Sebbene questa casa avesse diversi problemi di isolamento e strutturali, la sua grande singolarità ha motivato i proprietari a investire nella sua ristrutturazione per il loro progetto di pensionamento, piuttosto che in una demolizione totale. L’obiettivo era quindi quello di conservare il suo carattere originale, modernizzando al contempo molti dei suoi aspetti per migliorare la funzionalità del programma.

Oltre al restauro del loggiato e di numerosi elementi interni, la sfida principale era quella di rivedere l’accesso alla residenza al fine di ridurre il numero di gradini per salire dal parcheggio. L’ingresso principale, precedentemente situato al primo piano, è stato quindi trasferito al piano terra, costringendo una completa riorganizzazione della distribuzione funzionale. È stato eretto un arco per segnalare questo intervento e sottolineare questo nuovo percorso.

Precedentemente sormontato da un tetto piano, il progetto ha previsto l’aggiunta di un altro pensato per rispecchiare al meglio la sua origine scandinava. Dati gli statuti locali che richiedono un tetto spiovente, l’idea era di rimodellare il profilo del tetto per tornare a un’architettura volumetrica più coerente.

Le pareti laterali sporgenti che delimitano la casa erano anche un componente chiave della costruzione iniziale. Sfortunatamente, queste mura erano state relegate sullo sfondo dal tetto che le copriva. In questa stessa logica di rispetto del carattere originale, queste pareti sono state ampliate ed evidenziate dal contrasto di diverse materialità.
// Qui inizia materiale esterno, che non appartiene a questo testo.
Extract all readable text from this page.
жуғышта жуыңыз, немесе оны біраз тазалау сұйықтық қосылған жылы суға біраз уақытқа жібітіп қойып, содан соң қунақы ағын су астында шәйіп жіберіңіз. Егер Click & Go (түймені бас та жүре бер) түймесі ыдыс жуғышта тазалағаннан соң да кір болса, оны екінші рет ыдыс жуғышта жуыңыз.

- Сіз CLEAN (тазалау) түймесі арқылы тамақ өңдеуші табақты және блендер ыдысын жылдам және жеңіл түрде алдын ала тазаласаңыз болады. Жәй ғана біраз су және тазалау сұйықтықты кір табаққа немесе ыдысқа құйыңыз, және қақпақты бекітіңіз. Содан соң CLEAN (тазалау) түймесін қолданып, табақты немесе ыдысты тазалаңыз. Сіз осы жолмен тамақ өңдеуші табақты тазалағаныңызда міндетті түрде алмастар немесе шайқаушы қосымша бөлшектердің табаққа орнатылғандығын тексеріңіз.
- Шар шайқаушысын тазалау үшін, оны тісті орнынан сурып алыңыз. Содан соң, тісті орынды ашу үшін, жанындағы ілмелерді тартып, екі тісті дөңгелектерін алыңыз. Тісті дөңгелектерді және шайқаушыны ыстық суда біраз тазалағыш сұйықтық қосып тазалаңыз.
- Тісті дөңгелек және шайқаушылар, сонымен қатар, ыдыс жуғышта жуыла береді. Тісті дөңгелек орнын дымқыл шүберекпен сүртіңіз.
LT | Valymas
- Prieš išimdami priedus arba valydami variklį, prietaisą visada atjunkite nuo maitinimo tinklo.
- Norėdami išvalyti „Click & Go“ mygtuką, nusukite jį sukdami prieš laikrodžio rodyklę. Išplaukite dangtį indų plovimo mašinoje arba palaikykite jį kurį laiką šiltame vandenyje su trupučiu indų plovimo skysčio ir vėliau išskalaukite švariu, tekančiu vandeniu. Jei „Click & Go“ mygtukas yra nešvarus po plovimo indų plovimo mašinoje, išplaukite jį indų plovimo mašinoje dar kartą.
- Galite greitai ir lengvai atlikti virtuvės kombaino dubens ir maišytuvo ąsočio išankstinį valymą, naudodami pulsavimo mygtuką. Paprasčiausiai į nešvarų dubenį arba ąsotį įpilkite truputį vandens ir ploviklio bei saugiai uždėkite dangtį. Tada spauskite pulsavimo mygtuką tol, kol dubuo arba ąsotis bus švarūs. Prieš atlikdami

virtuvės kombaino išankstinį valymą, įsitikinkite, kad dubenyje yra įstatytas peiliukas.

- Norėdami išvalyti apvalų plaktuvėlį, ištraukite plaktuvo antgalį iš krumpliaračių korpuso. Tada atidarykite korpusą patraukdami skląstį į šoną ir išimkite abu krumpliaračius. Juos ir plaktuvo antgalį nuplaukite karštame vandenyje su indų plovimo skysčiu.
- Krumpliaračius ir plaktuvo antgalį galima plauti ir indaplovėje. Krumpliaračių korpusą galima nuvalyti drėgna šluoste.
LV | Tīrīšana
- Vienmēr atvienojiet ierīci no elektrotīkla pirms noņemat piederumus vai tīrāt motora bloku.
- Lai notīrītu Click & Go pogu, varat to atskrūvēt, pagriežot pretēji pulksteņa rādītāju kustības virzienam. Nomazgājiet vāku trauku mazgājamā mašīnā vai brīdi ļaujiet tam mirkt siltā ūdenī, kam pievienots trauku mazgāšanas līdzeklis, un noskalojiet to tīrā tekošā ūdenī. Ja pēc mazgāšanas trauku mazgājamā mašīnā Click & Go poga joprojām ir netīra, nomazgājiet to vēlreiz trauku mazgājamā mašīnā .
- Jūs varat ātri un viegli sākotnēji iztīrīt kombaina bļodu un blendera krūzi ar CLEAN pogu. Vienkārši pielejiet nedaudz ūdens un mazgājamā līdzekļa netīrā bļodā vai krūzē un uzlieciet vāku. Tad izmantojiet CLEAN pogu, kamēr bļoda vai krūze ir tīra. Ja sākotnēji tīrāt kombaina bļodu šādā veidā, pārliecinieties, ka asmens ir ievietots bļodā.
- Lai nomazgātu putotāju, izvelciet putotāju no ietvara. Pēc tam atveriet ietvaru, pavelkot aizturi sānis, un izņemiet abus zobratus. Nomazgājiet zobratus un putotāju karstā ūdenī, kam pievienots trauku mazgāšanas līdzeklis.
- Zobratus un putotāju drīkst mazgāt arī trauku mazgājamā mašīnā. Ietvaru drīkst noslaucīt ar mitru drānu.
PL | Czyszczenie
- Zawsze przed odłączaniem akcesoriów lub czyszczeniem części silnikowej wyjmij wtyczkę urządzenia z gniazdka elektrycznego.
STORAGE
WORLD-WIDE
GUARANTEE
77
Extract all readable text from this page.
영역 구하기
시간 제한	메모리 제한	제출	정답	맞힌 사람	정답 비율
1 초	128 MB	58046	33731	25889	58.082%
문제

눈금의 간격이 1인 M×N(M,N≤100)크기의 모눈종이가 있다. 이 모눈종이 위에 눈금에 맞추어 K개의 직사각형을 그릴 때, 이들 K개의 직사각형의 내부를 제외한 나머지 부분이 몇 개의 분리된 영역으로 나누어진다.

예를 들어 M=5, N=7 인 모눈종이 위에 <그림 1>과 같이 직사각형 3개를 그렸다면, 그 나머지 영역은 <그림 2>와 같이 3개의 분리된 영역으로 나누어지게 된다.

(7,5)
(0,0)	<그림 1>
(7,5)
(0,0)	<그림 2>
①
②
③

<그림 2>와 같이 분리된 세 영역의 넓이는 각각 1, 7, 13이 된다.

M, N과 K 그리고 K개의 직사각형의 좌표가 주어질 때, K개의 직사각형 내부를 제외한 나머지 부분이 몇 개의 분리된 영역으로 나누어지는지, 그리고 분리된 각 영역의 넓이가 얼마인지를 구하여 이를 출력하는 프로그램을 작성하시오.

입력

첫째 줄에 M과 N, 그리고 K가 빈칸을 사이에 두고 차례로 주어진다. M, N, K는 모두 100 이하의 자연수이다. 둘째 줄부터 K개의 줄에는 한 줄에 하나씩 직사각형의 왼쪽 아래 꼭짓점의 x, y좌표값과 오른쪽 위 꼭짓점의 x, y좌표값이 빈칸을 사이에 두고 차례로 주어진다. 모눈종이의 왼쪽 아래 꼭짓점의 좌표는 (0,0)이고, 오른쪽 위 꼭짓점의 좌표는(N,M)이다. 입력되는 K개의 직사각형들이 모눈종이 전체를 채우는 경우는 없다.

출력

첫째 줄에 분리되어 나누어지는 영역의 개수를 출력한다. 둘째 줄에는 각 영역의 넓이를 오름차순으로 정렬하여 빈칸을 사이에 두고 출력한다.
Per l’interno, gli elementi forti rappresentati dal grande muro di pietra e la singolare ringhiera sono stati conservati nella loro interezza e riportati al contesto in una composizione più contemporanea.

La nuova volumetria, liberando più spazio nella camera da letto principale, ha consentito l’aggiunta di nuove aperture e viste sul paesaggio. Al piano principale, sono state realizzate nuove aperture per dare finalmente una vista sul paesaggio roccioso dalla cucina. La residenza, che in precedenza aveva una “stanza sul retro” orientata esclusivamente verso panorami lontani adesso offre una moltitudine di cornici su diverse scale paesaggistiche.